Question
Hartford, Inc. manufactures a single product. Shown are projected revenues and costs based on last year's income statement (8,000 units) and practical capacity (10,000 units).
Hartford, Inc. manufactures a single product. Shown are projected revenues and costs based on last year's income statement (8,000 units) and practical capacity (10,000 units). The costs are either variable, fixed, or mixed (part variable and part fixed.) You need to figure out what the cost type is based on the cost behavior.

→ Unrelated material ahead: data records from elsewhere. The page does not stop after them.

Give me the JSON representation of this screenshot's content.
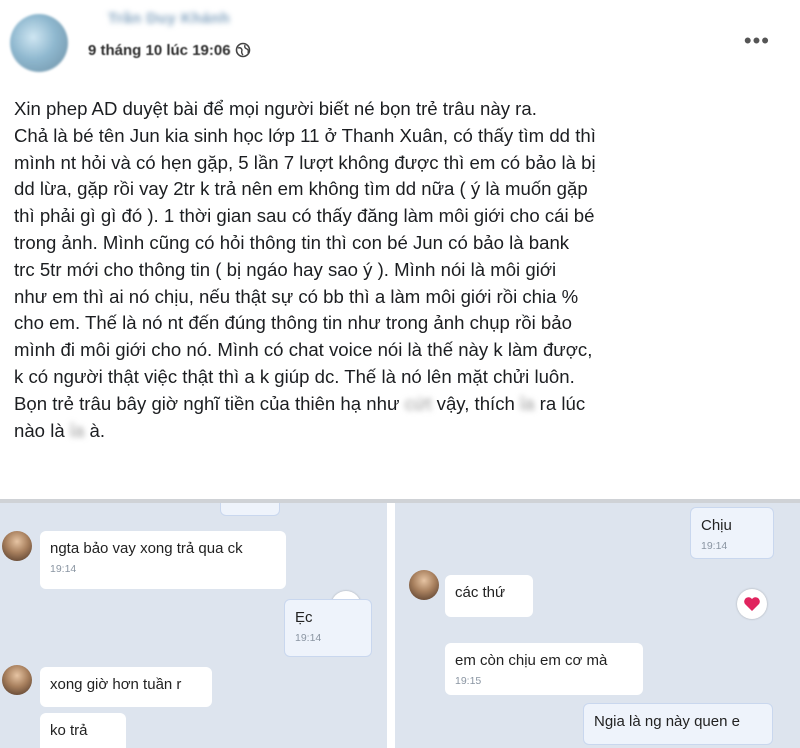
{
  "post": {
    "author": "Trần Duy Khánh",
    "date": "9 tháng 10 lúc 19:06",
    "privacy_icon": "globe-icon",
    "more_icon": "more-options-icon",
    "lines": [
      "Xin phep AD duyệt bài để mọi người biết né bọn trẻ trâu này ra.",
      "Chả là bé tên Jun kia sinh học lớp 11 ở Thanh Xuân, có thấy tìm dd thì",
      "mình nt hỏi và có hẹn gặp, 5 lần 7 lượt không được thì em có bảo là bị",
      "dd lừa, gặp rồi vay 2tr k trả nên em không tìm dd nữa ( ý là muốn gặp",
      "thì phải gì gì đó ). 1 thời gian sau có thấy đăng làm môi giới cho cái bé",
      "trong ảnh. Mình cũng có hỏi thông tin thì con bé Jun có bảo là bank",
      "trc 5tr mới cho thông tin ( bị ngáo hay sao ý ). Mình nói là môi giới",
      "như em thì ai nó chịu, nếu thật sự có bb thì a làm môi giới rồi chia %",
      "cho em. Thế là nó nt đến đúng thông tin như trong ảnh chụp rồi bảo",
      "mình đi môi giới cho nó. Mình có chat voice nói là thế này k làm được,",
      "k có người thật việc thật thì a k giúp dc. Thế là nó lên mặt chửi luôn."
    ],
    "line12": {
      "before": "Bọn trẻ trâu bây giờ nghĩ tiền của thiên hạ như ",
      "censored1": "cứt",
      "middle": " vậy, thích ",
      "censored2": "ỉa",
      "after": " ra lúc"
    },
    "line13": {
      "before": "nào là ",
      "censored": "ỉa",
      "after": " à."
    }
  },
  "chat_left": {
    "messages": [
      {
        "text": "ngta bảo vay xong trả qua ck",
        "time": "19:14",
        "sender": "other"
      },
      {
        "text": "Ẹc",
        "time": "19:14",
        "sender": "me"
      },
      {
        "text": "xong giờ hơn tuần r",
        "time": "",
        "sender": "other"
      },
      {
        "text": "ko trả",
        "time": "",
        "sender": "other"
      }
    ]
  },
  "chat_right": {
    "messages": [
      {
        "text": "Chịu",
        "time": "19:14",
        "sender": "me"
      },
      {
        "text": "các thứ",
        "time": "",
        "sender": "other"
      },
      {
        "text": "em còn chịu em cơ mà",
        "time": "19:15",
        "sender": "other"
      },
      {
        "text": "Ngia là ng này quen e",
        "time": "",
        "sender": "me"
      }
    ]
  },
  "colors": {
    "chat_bg": "#dde4ee",
    "heart": "#e0245e",
    "separator": "#cfd2d6"
  }
}
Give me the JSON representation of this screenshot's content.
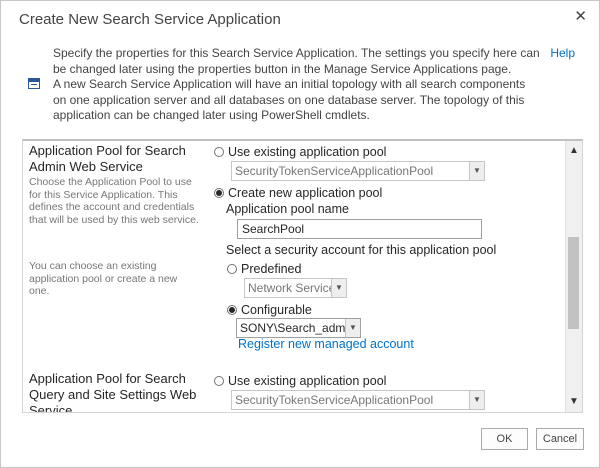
{
  "dialog": {
    "title": "Create New Search Service Application",
    "close_glyph": "✕",
    "help_label": "Help",
    "intro_para1": "Specify the properties for this Search Service Application. The settings you specify here can be changed later using the properties button in the Manage Service Applications page.",
    "intro_para2": "A new Search Service Application will have an initial topology with all search components on one application server and all databases on one database server. The topology of this application can be changed later using PowerShell cmdlets."
  },
  "section1": {
    "title": "Application Pool for Search Admin Web Service",
    "desc1": "Choose the Application Pool to use for this Service Application. This defines the account and credentials that will be used by this web service.",
    "desc2": "You can choose an existing application pool or create a new one.",
    "use_existing_label": "Use existing application pool",
    "existing_pool_value": "SecurityTokenServiceApplicationPool",
    "create_new_label": "Create new application pool",
    "pool_name_label": "Application pool name",
    "pool_name_value": "SearchPool",
    "security_label": "Select a security account for this application pool",
    "predefined_label": "Predefined",
    "predefined_value": "Network Service",
    "configurable_label": "Configurable",
    "configurable_value": "SONY\\Search_admin",
    "register_link": "Register new managed account"
  },
  "section2": {
    "title": "Application Pool for Search Query and Site Settings Web Service",
    "use_existing_label": "Use existing application pool",
    "existing_pool_value": "SecurityTokenServiceApplicationPool"
  },
  "buttons": {
    "ok": "OK",
    "cancel": "Cancel"
  },
  "icons": {
    "info": "service-application-icon",
    "dropdown": "chevron-down-icon",
    "scroll_up": "scroll-up-icon",
    "scroll_down": "scroll-down-icon"
  },
  "colors": {
    "link": "#0072c6",
    "text": "#444444",
    "muted": "#777777"
  }
}
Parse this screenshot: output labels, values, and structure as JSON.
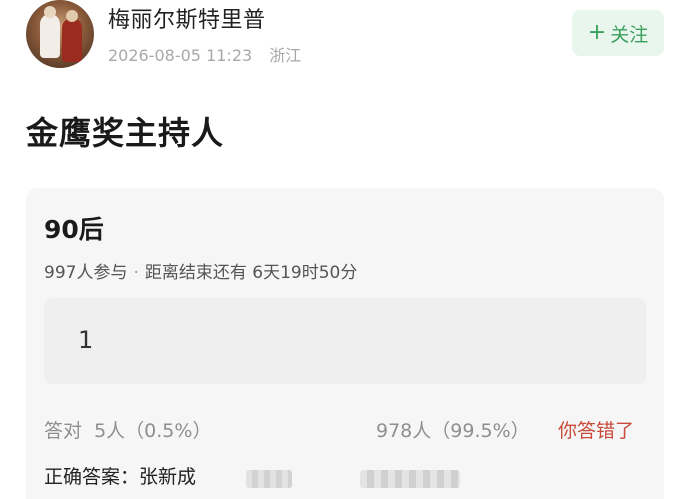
{
  "header": {
    "username": "梅丽尔斯特里普",
    "date": "2026-08-05 11:23",
    "location": "浙江",
    "follow_label": "关注"
  },
  "post": {
    "title": "金鹰奖主持人"
  },
  "poll": {
    "question": "90后",
    "participants": "997人参与",
    "deadline": "距离结束还有 6天19时50分",
    "option_text": "1",
    "correct_stat": "答对  5人（0.5%）",
    "wrong_stat": "978人（99.5%）",
    "result_label": "你答错了",
    "answer": "正确答案：张新成"
  },
  "colors": {
    "follow_bg": "#e9f6ee",
    "follow_text": "#3aa05c",
    "wrong_text": "#c94a3a",
    "card_bg": "#f6f6f6"
  }
}
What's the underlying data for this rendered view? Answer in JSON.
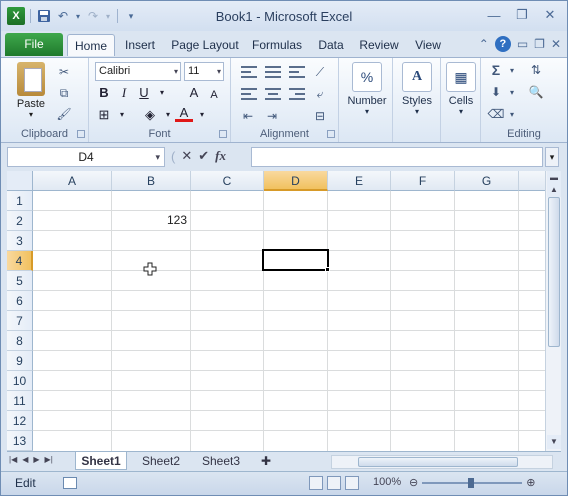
{
  "window": {
    "title": "Book1 - Microsoft Excel"
  },
  "qat": {
    "icons": [
      "excel-logo",
      "save-icon",
      "undo-icon",
      "redo-icon",
      "customize-icon"
    ]
  },
  "tabs": [
    {
      "label": "File"
    },
    {
      "label": "Home"
    },
    {
      "label": "Insert"
    },
    {
      "label": "Page Layout"
    },
    {
      "label": "Formulas"
    },
    {
      "label": "Data"
    },
    {
      "label": "Review"
    },
    {
      "label": "View"
    }
  ],
  "ribbon": {
    "clipboard": {
      "label": "Clipboard",
      "paste": "Paste"
    },
    "font": {
      "label": "Font",
      "name": "Calibri",
      "size": "11",
      "bold": "B",
      "italic": "I",
      "underline": "U",
      "grow": "A",
      "shrink": "A",
      "color": "A"
    },
    "alignment": {
      "label": "Alignment"
    },
    "number": {
      "label": "Number",
      "icon": "%"
    },
    "styles": {
      "label": "Styles"
    },
    "cells": {
      "label": "Cells"
    },
    "editing": {
      "label": "Editing",
      "sum": "Σ"
    }
  },
  "formula_bar": {
    "name_box": "D4",
    "fx": "fx",
    "formula": ""
  },
  "grid": {
    "columns": [
      "A",
      "B",
      "C",
      "D",
      "E",
      "F",
      "G"
    ],
    "rows": [
      "1",
      "2",
      "3",
      "4",
      "5",
      "6",
      "7",
      "8",
      "9",
      "10",
      "11",
      "12",
      "13"
    ],
    "selected_column": "D",
    "selected_row": "4",
    "cells": {
      "B2": "123"
    }
  },
  "sheets": [
    {
      "label": "Sheet1"
    },
    {
      "label": "Sheet2"
    },
    {
      "label": "Sheet3"
    }
  ],
  "status": {
    "mode": "Edit",
    "zoom": "100%"
  }
}
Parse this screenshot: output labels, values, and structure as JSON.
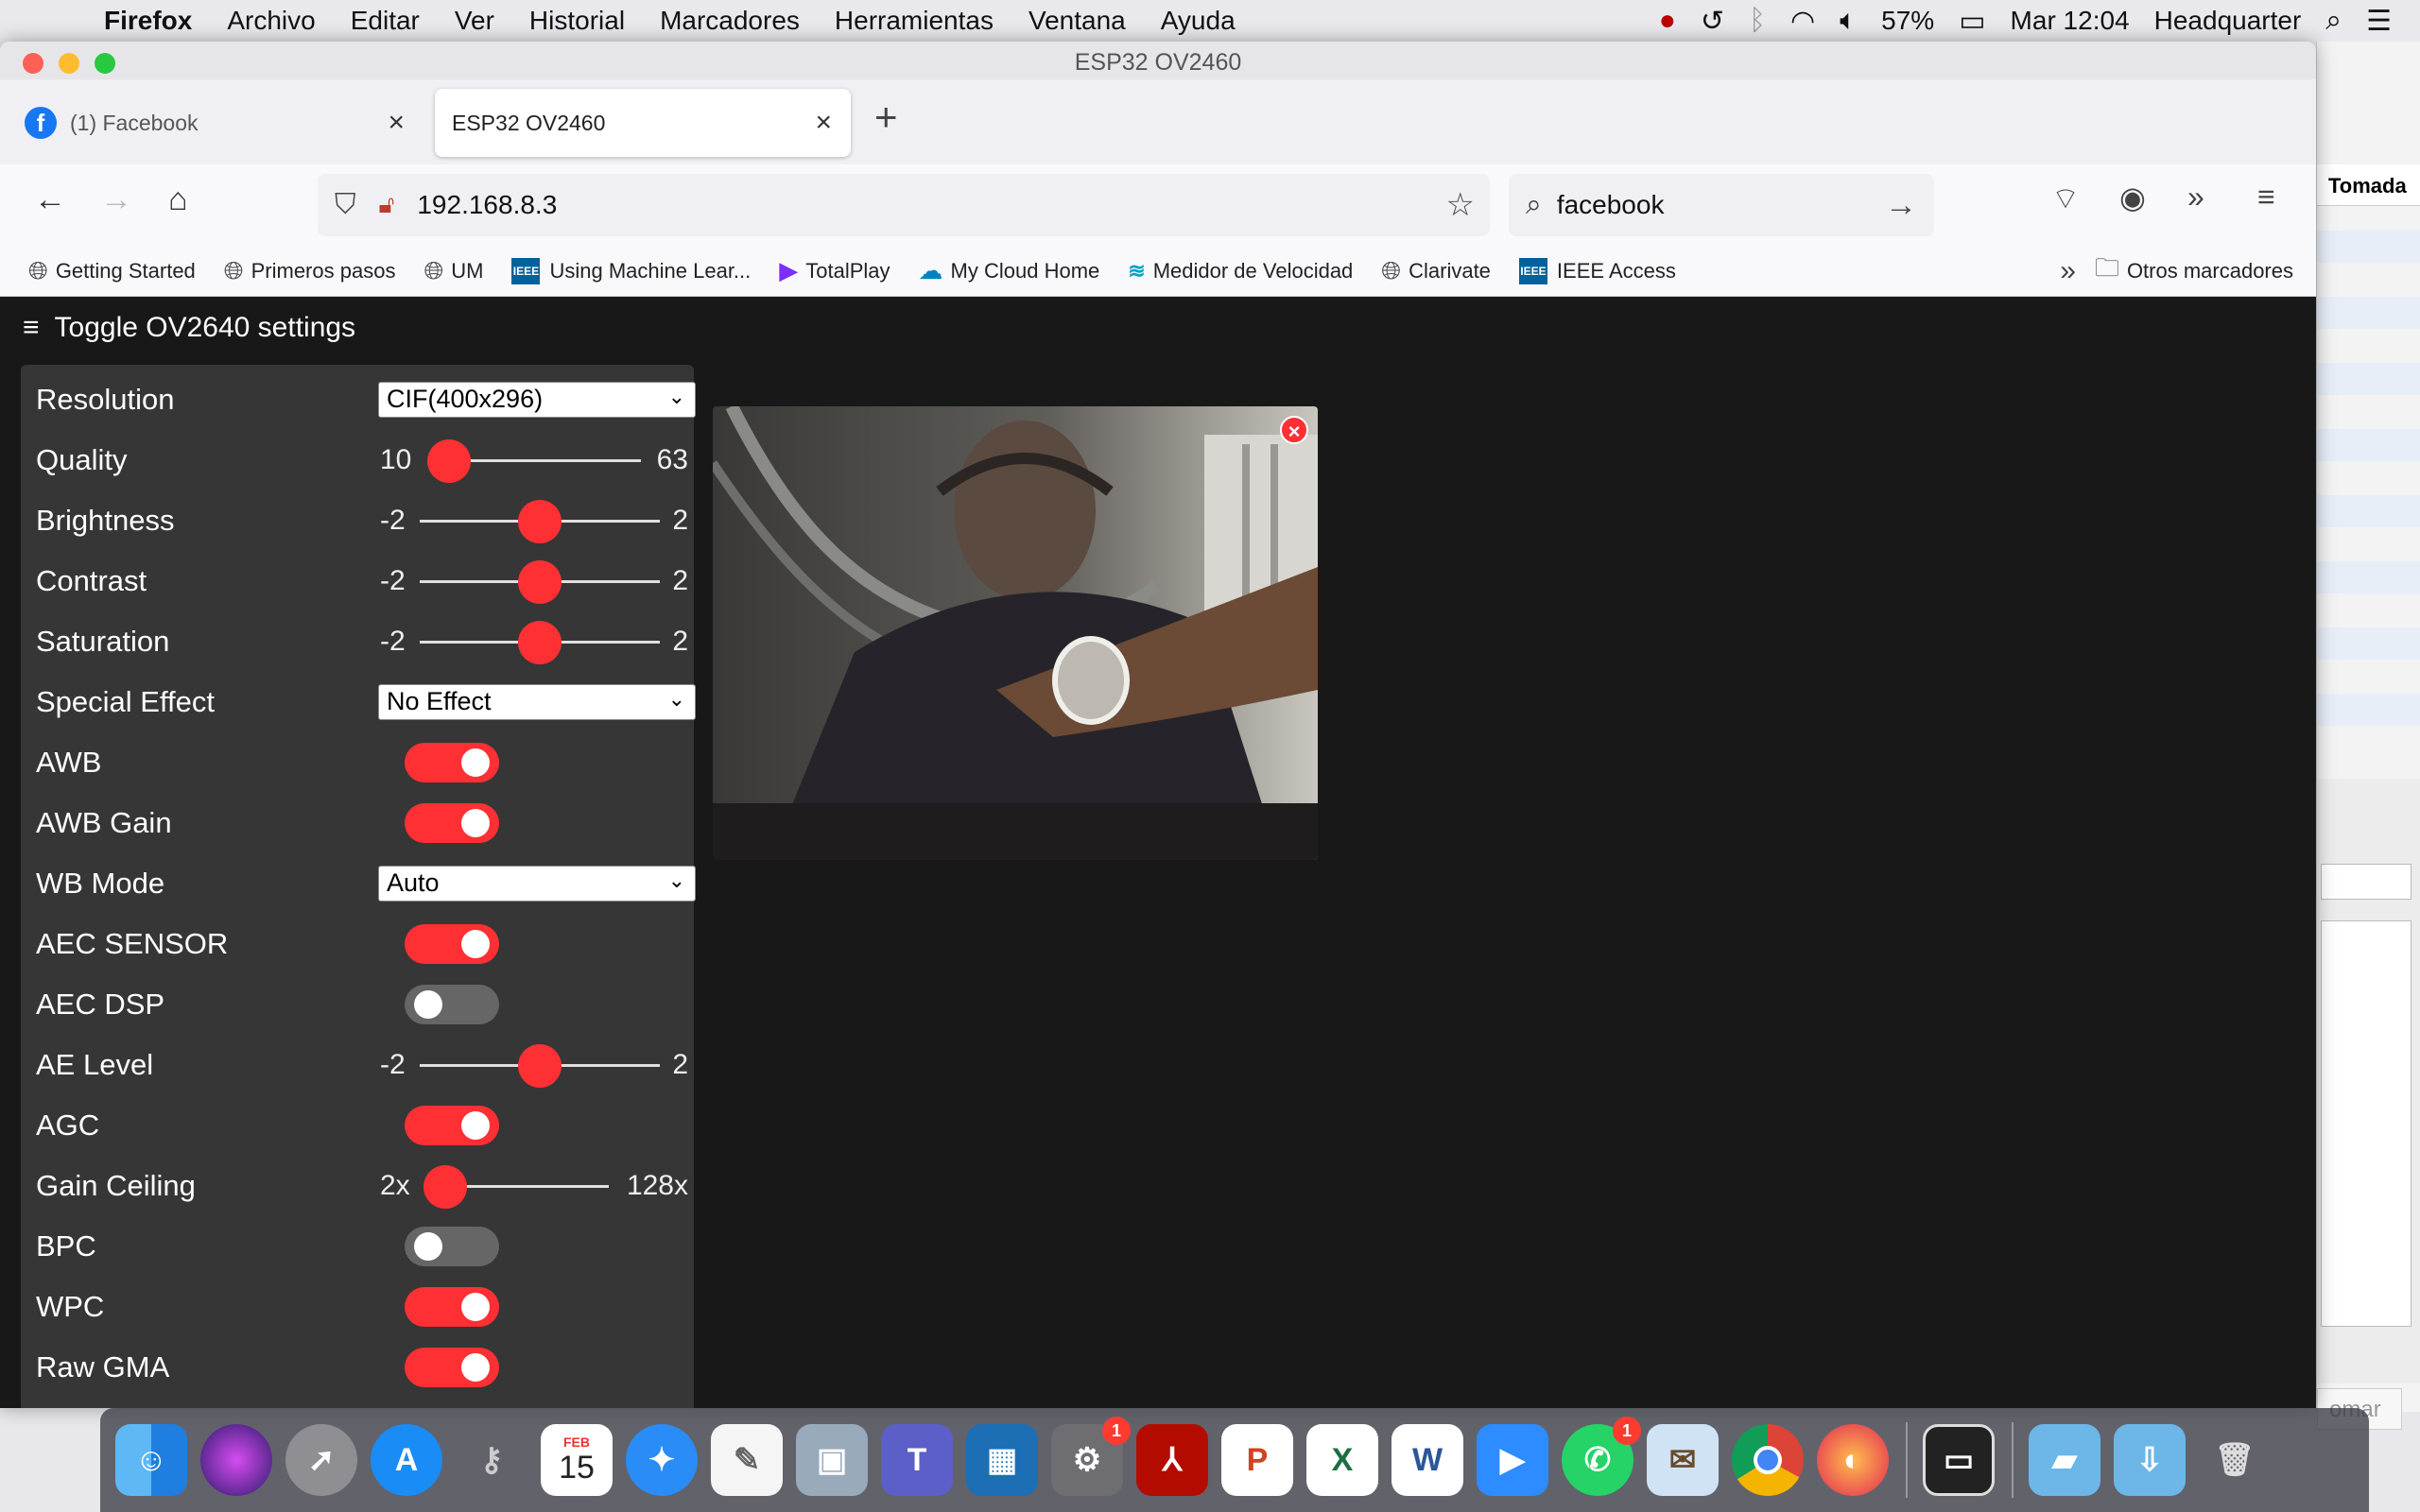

Last Year (8,000 units) | Practical Capacity (10,000 units) | |||
---|---|---|---|---|
Total | Per Unit | Total | Per Unit | |
Revenue | $800,000 | $100.00 | $1,000,000 | $100.00 |
Costs: | ||||
Direct Material | $200,000 | $20.00 | $250,000 | $25.00 |
Direct Labor | $160,000 | $20.00 | $200,000 | $20.00 |
Mfg. Overhead | $180,000 | $22.50 | $200,000 | $20.00 |
Selling Expenses | $40,000 | $5.00 | $50,000 | $5.00 |
Admin. Expenses | $50,000 | $6.25 | $50,000 | $5.00 |
Total Costs | $630,000 | $78.75 | $750,000 | $75.00 |
Pre-Tax Profit | $170,000 | $250,000 |
Required
1. Assume that Hartford expects to sell the same number of units as last year in their normal distribution channels (8,000 units). They have received an offer from a one-time customer (not part of their normal customer mix) to buy 1,000 units (additional to their expected normal sales) at a price of $71. By how many dollars would pre-tax profit increase or decrease if Hartford accepts the special order?